17. On its relevance the plaintiff took the position that it’s the agreement that is confirming that the defendant acknowledged the indebtedness and undertook to settle the debt by transfer of the property Kilifi/Madetere/343 to the plaintiff and another a Mr. Waweru, and that a full settlement would only be reached once the transfer was complete.

18. It was the plaintiff submissions however that the same could not be achieved and was otherwise frustrated by an embargo placed on the title by the National Land Commission.  Besides, there was the fact that the property being jointly owned by one Khadija Warshaw, the defendant’s wife, could not be transferred without the consent of the said Khadija Warshaw. To the plaintiff the defendant’s obligation to facilitate the transfer entailed obtaining the relevant consents including spousal consent and co-proprietors consent to transfer.

19. The plaintiff added that the embargo was validly placed against the title, among other titles, pursuant to section 14 of the National Land Commission Act and further that being a settlement area, there would not be transfer without violation of section 47(7) of the Land Act, 2012.

20. For those reasons the plaintiff took the view and submitted that the contract was not enforceable as far as the transfer as an obligation on the defendant was concerned could not be achieved.  The counsel cited the decisions in Root Capital Incorporated –vs- Takaungu Farmers Cooperative & Another and Mustry Aver Singh vs Serwano Kulobya [1963] EA 408 for the proposition of law that an agreement contrary to the law cannot be enforced or relied upon.
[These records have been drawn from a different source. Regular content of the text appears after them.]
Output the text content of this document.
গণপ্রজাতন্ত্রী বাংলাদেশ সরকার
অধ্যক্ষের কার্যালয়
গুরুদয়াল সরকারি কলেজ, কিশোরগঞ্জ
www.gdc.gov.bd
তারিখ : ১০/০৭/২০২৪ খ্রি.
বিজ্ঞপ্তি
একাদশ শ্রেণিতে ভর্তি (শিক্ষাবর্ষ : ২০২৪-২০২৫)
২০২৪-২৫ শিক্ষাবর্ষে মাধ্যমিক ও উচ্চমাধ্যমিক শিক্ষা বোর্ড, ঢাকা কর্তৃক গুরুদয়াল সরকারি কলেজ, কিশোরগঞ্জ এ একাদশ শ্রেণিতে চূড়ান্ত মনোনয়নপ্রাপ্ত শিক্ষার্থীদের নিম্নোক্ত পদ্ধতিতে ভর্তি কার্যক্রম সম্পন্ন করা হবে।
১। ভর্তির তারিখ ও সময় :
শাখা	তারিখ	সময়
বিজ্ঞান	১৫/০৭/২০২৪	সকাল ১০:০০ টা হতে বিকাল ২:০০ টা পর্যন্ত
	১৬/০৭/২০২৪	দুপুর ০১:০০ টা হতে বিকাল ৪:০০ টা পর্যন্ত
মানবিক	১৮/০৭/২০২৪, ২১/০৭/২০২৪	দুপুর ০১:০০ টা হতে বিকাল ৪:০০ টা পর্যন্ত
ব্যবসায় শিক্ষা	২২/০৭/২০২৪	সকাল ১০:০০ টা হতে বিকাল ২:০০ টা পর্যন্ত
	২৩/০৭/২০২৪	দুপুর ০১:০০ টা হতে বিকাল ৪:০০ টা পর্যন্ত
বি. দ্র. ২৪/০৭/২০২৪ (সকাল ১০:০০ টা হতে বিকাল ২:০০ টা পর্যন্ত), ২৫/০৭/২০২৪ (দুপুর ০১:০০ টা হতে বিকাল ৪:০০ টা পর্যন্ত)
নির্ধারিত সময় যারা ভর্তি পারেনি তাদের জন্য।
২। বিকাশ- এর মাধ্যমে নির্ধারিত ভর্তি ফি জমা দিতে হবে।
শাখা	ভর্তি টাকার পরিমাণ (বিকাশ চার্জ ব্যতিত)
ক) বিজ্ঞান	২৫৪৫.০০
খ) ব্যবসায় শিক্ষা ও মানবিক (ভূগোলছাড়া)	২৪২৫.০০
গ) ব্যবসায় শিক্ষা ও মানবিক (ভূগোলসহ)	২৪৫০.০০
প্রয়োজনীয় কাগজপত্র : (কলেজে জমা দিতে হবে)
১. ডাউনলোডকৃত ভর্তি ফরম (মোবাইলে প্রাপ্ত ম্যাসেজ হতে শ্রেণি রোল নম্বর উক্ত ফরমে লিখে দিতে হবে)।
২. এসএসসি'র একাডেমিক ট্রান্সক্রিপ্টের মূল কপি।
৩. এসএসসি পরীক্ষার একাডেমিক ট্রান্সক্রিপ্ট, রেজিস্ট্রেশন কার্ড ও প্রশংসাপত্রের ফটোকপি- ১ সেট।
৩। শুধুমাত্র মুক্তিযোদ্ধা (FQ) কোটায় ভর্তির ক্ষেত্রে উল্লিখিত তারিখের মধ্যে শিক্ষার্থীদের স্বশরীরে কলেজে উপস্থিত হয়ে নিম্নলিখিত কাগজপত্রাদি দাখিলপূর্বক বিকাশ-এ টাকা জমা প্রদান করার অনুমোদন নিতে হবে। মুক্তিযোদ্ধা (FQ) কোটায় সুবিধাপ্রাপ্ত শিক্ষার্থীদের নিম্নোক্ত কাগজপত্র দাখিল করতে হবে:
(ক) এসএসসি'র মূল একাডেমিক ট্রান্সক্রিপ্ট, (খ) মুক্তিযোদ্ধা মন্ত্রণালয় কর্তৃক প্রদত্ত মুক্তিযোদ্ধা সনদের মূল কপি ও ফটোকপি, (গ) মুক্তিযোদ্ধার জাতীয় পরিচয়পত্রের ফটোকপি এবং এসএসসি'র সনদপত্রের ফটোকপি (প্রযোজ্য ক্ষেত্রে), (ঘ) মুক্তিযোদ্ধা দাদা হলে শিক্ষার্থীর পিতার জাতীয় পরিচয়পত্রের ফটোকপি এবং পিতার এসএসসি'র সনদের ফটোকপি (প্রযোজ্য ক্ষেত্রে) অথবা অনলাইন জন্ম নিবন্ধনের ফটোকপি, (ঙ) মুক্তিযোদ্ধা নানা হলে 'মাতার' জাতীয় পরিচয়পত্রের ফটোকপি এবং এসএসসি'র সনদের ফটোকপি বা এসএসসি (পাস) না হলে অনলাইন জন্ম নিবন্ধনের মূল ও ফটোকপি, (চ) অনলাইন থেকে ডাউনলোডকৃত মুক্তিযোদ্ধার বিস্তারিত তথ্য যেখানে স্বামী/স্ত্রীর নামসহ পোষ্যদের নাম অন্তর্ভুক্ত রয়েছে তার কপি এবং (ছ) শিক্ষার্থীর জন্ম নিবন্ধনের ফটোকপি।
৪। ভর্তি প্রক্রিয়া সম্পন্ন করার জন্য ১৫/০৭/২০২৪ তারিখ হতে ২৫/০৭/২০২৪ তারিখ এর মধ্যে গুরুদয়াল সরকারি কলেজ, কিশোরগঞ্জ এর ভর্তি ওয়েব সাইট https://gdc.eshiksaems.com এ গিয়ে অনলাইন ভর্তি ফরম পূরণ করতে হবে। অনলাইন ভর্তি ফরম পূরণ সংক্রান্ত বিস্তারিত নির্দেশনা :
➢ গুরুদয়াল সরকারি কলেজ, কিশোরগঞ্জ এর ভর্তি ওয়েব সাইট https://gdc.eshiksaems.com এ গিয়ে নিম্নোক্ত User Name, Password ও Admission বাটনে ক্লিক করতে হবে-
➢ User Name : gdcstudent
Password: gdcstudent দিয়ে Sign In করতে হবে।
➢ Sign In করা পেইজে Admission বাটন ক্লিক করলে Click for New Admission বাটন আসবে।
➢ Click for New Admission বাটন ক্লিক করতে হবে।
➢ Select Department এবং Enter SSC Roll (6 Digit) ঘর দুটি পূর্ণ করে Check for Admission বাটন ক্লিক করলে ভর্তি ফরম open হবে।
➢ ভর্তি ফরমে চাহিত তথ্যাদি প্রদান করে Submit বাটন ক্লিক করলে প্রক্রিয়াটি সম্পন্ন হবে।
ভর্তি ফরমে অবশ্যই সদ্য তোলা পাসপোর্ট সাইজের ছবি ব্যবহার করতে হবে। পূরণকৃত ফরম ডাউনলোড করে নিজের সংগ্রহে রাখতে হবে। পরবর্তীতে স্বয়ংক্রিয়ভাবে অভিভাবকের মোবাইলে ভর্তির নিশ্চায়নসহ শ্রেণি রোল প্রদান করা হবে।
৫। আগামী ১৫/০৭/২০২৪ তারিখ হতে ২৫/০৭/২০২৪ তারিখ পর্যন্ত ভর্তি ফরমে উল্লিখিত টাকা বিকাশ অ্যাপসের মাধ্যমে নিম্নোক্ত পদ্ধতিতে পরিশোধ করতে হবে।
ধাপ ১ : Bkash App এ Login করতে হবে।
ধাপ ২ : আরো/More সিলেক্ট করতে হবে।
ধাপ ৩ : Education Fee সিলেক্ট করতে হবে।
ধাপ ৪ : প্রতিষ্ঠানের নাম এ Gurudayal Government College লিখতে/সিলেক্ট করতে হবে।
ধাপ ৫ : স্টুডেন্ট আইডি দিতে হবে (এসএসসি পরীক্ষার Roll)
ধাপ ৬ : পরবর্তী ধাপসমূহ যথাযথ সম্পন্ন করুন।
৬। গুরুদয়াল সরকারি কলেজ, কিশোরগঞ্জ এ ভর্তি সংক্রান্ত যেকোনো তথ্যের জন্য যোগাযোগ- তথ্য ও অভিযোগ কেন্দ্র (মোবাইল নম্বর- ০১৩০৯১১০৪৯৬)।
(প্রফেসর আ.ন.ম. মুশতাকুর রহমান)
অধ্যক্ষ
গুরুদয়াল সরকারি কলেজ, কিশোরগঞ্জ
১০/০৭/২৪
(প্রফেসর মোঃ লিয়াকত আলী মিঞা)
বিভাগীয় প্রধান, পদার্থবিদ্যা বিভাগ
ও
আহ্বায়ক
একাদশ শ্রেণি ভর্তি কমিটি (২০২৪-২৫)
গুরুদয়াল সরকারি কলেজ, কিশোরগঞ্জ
21. Still on the propriety of the agreement and if executed under duress, the plaintiff underscored the fact that the burden of proof is upon the person alleging and that in both the witness statements and documents filed, which was the only evidence availed, no allegation or proof of duress was availed. There was the reliance on the decisions in S.M. MACHARIA =VS= KCB HCCA 12(b) OF1992 and STANLEY KARIUKI NJUGUNA =VS= DANIEL MUSYOKI SYAND HCCA NO. 19 OF 2016for the proposition that the core feature of duress is illegitimate threat pressurizing a party into conferring benefit upon the other unduly.

22. On whether the plaintiff was aware of the embargo the plaintiff pointed out that the deed of indebtedness was dated 01. 4.2014 yet the embargo was in the month of November 2014. In any event, whether or not there was knowledge, the agreement itself, it is reiterated, was contrary to the provisions of the Land Act, 2012 as far as a settlement scheme land is concerned.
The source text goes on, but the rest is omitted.